Think about that word for a minute. There’s lots of ways that it could be used. There’s the service that you do for someone else. Maybe a service you do to someone else! Then there is a service rendered to you or done to you. Sometimes it is a service that is done to your car or your house. In the economic sense, a service relates to a particular skill or ability that is rendered to or for someone else, as opposed to goods which are tangible products.
In the case of church, it is often referred to as a “service” as in “We attended the 11 a.m. service.” In a church service, who is doing the serving and who or Who is being served? In reading the gospels and the epistles, we are repeatedly enjoined to serve one another. “One another” is used over and over in the New Testament, where it is much less common in the Old Testament. I’m getting back at the theme of my last post, where I was musing about what church should be like and I’m still thinking about the “one-another-ness” that should be part of the body of Christ.
Last week, I had a chance to visit what this church’s version of “Celebrate Recovery.” Celebrate Recovery (CR) is their version of a 12 step program. Arwyn goes to a step group on Tuesday nights and then on Thursday night they have a special service. There is also a service on Wednesday night, which I haven’t attended, yet. Last week they had some baptisms during the CR service, and I’ll admit that it was handled much better than it was when Arwyn was baptized. However it was otherwise identical to a regular Sunday service only this was a somewhat smaller group. The pastor in this case was a different guy than I’ve seen on Sunday and had the virtue of not being as long winded as the senior pastor.
Arwyn and another guy have been trying to start a small group, which would be closer to the type of experience that I might be looking for. However this group is geared towards parents of children with disabilities. There is nothing inherently wrong with this, except I get a bit weary living and breathing disability all the time. Parents want to create a place where they and their children can feel comfortable and welcome, and this is certainly a pivotal factor in Arwyn’s decision to switch churches. This church seems to be able to handle things a bit better for these kids. However, there is still some friction as pastors are unsure how to proceed and so have put off any programming in this area. At least until after the building program is underway.
This past Sunday, we had a second small group meeting. It was quite small with two other families plus one other guy who was just interested in seeing what we were about. While we ate and our children ran amuck around the church building we talked about all the stuff every group of parents talk about when they get together. IEPs, the failure of the school to provide services, threatening the county director with due process, teachers who don’t know how to teach, doctors who don’t listen, special treatments, medications etc. You know, just regular stuff. What…you all don’t spend the whole time talking about disabilities? Neither did we, because I kicked the topic back in bounds and basically said I didn’t want to be part of a group so hyper-focused on disabilities that Jesus had no place. I’m also not into thinking all negative and getting into a woe-is-me mindset. Yes, it is hard. But it is not impossible or unbearable. We can help each other, but perhaps being more helpful and being less needy might be a direction to shoot for.
There were organizational issues that came up as with any new group.
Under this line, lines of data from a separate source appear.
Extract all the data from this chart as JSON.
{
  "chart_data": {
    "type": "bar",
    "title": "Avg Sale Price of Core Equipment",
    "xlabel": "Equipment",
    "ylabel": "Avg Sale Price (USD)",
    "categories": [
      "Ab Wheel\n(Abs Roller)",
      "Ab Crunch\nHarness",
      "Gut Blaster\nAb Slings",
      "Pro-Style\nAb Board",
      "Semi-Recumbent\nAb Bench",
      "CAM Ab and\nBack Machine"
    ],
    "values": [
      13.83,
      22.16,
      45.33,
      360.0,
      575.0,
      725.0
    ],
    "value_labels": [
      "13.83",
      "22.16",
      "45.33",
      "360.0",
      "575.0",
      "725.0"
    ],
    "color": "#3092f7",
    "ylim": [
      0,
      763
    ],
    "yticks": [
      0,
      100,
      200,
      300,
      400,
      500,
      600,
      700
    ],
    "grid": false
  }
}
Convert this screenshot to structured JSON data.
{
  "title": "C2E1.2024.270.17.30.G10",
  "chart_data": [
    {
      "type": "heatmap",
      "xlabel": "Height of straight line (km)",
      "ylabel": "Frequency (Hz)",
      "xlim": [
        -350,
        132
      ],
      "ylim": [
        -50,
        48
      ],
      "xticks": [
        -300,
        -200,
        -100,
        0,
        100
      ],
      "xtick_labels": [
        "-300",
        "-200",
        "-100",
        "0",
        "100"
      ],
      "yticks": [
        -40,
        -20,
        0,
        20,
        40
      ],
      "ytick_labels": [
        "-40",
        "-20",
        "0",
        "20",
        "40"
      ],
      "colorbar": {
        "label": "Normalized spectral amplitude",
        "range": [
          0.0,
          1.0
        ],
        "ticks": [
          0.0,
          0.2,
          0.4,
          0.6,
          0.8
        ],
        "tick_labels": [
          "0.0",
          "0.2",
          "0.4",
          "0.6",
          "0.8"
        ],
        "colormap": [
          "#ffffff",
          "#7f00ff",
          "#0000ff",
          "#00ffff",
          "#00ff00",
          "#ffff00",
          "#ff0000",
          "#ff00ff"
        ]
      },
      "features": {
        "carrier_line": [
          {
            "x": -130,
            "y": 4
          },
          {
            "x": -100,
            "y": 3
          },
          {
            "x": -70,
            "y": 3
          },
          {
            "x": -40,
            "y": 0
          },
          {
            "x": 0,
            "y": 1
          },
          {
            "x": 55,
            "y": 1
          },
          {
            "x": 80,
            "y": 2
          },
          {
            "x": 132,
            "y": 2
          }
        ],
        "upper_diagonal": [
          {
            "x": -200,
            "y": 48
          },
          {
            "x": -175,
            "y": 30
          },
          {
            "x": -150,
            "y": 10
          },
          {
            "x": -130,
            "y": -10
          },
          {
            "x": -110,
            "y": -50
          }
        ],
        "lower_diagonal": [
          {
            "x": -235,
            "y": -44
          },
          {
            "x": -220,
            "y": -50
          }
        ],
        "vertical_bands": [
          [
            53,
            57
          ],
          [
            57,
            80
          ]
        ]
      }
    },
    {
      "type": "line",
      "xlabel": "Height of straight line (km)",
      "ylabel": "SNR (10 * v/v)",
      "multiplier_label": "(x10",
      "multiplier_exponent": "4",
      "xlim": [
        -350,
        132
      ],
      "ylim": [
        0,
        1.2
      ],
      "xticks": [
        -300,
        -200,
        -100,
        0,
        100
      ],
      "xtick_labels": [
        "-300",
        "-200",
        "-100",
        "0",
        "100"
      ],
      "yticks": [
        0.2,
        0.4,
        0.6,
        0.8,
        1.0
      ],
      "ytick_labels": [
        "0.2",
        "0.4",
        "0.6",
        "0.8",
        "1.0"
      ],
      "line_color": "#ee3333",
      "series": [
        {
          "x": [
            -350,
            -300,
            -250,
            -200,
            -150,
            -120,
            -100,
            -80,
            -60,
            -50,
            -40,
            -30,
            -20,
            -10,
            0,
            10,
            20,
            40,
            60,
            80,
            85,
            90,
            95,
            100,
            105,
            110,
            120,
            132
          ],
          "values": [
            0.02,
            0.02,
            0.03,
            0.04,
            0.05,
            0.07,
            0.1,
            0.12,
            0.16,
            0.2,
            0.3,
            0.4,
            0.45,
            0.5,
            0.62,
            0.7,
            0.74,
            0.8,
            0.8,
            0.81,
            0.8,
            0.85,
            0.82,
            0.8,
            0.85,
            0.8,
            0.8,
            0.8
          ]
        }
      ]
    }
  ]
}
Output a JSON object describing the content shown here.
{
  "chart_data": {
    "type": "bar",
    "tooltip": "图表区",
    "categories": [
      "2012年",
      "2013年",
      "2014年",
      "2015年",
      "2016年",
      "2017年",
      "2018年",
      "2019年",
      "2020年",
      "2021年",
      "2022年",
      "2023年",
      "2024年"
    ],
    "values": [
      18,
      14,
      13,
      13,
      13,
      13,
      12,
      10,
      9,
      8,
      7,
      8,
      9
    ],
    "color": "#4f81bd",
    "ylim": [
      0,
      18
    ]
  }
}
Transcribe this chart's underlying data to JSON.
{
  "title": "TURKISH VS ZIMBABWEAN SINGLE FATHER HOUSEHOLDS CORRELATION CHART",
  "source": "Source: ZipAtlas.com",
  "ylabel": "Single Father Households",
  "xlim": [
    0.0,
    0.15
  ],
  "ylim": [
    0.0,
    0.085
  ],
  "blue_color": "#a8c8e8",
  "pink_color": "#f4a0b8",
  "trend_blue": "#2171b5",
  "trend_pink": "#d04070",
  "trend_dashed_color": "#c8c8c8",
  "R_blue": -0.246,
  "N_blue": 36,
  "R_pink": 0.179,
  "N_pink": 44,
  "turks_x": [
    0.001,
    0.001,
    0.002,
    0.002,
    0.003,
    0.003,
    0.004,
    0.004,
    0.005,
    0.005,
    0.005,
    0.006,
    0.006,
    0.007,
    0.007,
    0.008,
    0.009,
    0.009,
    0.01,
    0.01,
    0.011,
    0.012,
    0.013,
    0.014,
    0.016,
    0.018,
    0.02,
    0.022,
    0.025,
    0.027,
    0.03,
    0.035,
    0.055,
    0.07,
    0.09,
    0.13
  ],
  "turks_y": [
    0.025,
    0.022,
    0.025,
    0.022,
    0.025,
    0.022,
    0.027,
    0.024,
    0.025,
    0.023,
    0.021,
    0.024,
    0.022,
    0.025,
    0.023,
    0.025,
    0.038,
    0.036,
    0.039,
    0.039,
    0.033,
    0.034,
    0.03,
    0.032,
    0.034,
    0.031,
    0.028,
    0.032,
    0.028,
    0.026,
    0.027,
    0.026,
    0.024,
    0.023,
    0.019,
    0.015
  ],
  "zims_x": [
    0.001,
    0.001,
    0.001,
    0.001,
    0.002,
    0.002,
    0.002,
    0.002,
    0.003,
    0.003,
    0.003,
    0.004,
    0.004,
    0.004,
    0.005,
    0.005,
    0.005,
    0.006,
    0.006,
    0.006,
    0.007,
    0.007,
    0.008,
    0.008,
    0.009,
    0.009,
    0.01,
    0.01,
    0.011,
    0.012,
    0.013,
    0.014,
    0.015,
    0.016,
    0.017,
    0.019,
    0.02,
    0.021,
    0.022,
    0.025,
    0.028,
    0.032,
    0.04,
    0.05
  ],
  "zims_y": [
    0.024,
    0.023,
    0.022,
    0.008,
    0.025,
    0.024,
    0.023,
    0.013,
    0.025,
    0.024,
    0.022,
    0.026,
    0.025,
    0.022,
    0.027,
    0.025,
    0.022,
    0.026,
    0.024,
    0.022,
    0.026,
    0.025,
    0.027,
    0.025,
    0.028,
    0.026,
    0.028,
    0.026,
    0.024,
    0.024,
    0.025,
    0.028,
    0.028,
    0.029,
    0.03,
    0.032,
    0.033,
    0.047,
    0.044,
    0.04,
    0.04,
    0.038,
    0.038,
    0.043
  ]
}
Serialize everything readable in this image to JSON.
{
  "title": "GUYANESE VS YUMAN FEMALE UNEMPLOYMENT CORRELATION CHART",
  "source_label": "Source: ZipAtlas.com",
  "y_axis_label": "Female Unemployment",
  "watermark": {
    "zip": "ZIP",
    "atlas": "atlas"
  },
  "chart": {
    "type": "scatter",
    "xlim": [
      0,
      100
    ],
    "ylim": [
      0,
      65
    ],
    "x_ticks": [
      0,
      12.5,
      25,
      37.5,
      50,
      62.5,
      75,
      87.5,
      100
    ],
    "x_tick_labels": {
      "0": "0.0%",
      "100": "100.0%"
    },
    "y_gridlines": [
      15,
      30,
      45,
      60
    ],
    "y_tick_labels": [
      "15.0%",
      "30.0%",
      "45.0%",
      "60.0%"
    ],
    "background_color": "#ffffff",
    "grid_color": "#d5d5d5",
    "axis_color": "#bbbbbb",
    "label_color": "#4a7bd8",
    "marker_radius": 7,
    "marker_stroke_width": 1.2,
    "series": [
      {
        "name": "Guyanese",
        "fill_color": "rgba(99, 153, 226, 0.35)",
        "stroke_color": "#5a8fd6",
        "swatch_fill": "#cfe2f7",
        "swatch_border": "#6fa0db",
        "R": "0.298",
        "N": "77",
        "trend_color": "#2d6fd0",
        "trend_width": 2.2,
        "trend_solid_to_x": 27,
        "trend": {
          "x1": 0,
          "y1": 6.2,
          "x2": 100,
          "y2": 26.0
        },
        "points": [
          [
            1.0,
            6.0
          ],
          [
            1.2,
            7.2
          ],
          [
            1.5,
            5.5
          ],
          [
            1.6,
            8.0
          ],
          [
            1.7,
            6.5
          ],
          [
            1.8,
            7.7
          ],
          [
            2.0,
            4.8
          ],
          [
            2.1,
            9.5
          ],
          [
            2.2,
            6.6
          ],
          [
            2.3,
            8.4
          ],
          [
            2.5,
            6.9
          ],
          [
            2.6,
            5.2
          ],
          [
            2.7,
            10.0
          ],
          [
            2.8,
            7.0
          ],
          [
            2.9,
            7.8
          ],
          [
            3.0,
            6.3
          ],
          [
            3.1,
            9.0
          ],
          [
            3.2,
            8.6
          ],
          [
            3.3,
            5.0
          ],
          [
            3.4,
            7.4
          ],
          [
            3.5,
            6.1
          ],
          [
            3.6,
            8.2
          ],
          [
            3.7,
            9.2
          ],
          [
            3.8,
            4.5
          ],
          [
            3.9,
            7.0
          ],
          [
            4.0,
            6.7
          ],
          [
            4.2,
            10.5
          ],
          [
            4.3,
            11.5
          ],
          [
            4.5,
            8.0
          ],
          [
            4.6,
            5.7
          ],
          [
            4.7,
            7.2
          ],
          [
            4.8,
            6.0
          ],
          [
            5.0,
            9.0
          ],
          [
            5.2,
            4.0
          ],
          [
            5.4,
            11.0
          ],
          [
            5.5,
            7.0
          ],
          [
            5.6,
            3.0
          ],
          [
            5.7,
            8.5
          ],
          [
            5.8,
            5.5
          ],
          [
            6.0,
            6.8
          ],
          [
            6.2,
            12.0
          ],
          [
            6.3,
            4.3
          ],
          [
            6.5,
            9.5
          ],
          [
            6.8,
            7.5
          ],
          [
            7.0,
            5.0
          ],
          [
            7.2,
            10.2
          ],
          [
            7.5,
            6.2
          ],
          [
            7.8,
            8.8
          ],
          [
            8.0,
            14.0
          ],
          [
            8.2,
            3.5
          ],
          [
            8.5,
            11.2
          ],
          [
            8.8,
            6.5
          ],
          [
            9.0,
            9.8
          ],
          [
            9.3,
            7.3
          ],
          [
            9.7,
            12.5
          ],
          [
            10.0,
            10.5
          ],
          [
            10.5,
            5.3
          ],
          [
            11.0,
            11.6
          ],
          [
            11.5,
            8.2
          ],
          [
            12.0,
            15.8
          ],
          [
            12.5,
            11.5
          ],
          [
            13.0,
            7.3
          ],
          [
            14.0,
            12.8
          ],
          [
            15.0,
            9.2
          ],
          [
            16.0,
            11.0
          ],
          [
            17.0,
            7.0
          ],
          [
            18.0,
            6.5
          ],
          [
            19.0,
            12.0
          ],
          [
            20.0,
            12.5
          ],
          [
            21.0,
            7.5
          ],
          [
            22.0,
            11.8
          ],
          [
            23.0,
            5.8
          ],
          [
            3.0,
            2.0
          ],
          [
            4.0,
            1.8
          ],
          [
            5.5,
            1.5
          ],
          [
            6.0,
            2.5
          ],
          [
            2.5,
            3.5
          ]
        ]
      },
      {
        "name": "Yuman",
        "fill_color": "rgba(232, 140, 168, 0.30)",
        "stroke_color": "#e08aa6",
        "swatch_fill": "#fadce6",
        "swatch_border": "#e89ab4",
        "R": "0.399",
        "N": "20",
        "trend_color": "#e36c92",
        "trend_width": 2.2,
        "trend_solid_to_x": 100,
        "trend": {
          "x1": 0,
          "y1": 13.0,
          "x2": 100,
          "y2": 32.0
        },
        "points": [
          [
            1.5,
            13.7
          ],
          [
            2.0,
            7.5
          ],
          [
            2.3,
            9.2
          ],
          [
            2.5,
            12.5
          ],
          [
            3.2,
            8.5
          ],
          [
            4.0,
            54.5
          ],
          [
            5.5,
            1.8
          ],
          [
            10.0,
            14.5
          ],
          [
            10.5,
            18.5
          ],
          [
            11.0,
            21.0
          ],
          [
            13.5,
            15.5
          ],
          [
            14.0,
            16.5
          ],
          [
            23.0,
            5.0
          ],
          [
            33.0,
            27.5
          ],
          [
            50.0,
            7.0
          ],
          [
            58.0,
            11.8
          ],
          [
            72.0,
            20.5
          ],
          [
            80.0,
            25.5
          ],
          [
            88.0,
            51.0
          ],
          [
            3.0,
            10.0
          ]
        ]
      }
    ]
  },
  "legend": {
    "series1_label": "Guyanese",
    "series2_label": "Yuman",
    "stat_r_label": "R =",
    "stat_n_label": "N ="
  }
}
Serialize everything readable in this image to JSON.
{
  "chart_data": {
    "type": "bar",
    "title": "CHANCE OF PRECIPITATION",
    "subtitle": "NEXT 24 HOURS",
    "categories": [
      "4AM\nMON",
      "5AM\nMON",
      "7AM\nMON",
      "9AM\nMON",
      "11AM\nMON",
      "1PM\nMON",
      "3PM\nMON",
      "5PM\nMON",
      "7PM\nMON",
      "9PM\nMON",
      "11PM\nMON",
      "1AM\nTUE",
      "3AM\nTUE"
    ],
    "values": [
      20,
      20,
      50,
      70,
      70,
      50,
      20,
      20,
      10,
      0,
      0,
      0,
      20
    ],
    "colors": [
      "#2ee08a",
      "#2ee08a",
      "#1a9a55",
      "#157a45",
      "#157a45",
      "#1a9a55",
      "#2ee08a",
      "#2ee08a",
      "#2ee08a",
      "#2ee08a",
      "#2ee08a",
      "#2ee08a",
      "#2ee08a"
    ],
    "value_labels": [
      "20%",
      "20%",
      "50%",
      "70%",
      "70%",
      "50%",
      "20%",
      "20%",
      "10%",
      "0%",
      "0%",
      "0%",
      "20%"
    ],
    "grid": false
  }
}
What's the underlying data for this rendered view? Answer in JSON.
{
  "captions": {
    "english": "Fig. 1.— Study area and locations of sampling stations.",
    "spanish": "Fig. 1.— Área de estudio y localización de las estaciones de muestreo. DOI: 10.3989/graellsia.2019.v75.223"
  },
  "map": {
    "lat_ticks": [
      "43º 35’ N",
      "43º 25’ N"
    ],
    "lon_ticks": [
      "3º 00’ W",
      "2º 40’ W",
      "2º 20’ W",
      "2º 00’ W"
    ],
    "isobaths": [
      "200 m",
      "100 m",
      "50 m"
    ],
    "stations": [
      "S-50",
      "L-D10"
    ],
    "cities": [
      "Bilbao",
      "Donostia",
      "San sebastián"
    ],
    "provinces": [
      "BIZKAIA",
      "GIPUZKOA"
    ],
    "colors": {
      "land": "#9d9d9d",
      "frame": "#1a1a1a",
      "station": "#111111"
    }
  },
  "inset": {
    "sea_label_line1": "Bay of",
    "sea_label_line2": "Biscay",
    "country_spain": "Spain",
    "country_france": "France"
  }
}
There were going to be some challenges ahead, for sure. I came into the meeting not sure I wanted to be there and left feeling about the same way. However during the get together I simply couldn’t stand to watch everyone drift around and drown so tried to give some tips on some baby steps to take and just a very brief bit of some of my concerns and ideas. I have done some things similar to this before in the way of starting and organizing groups from virtually nothing except the desire to hang out. My vision now is a bit more radical than it was even in earlier years of my faith. But I’m reluctant to just lead a group right on into it without more thought and guidance. I’m even reluctant to even launch straight into it here. I prefer to set the stage, voice some concerns and see what comes out. Are there others who would arrive at my conclusions? Are my own thoughts too far afield?
We’ll see. I’ve just finished the last and final bit of my LL series on Unsolicited Advice: WordPress and then I’m going to jump right off into it. Some of the work has already been started on the UA Blogger site and I’m going to continue that on WordPress because Blogger has proven itself to be of the devil!
But after attending more functions here at Saddleback East my unease has grown and increased. It’s not just Saddleback East as pretty much every church service follows the same template and formula. This one just happens to lack even the minimal substance that I had found at the Methodist church. It’s not just about the emotional experience as much as the worship experience of connecting with and learning about God. It has an appearance of Godliness but none of the power. What is up with that?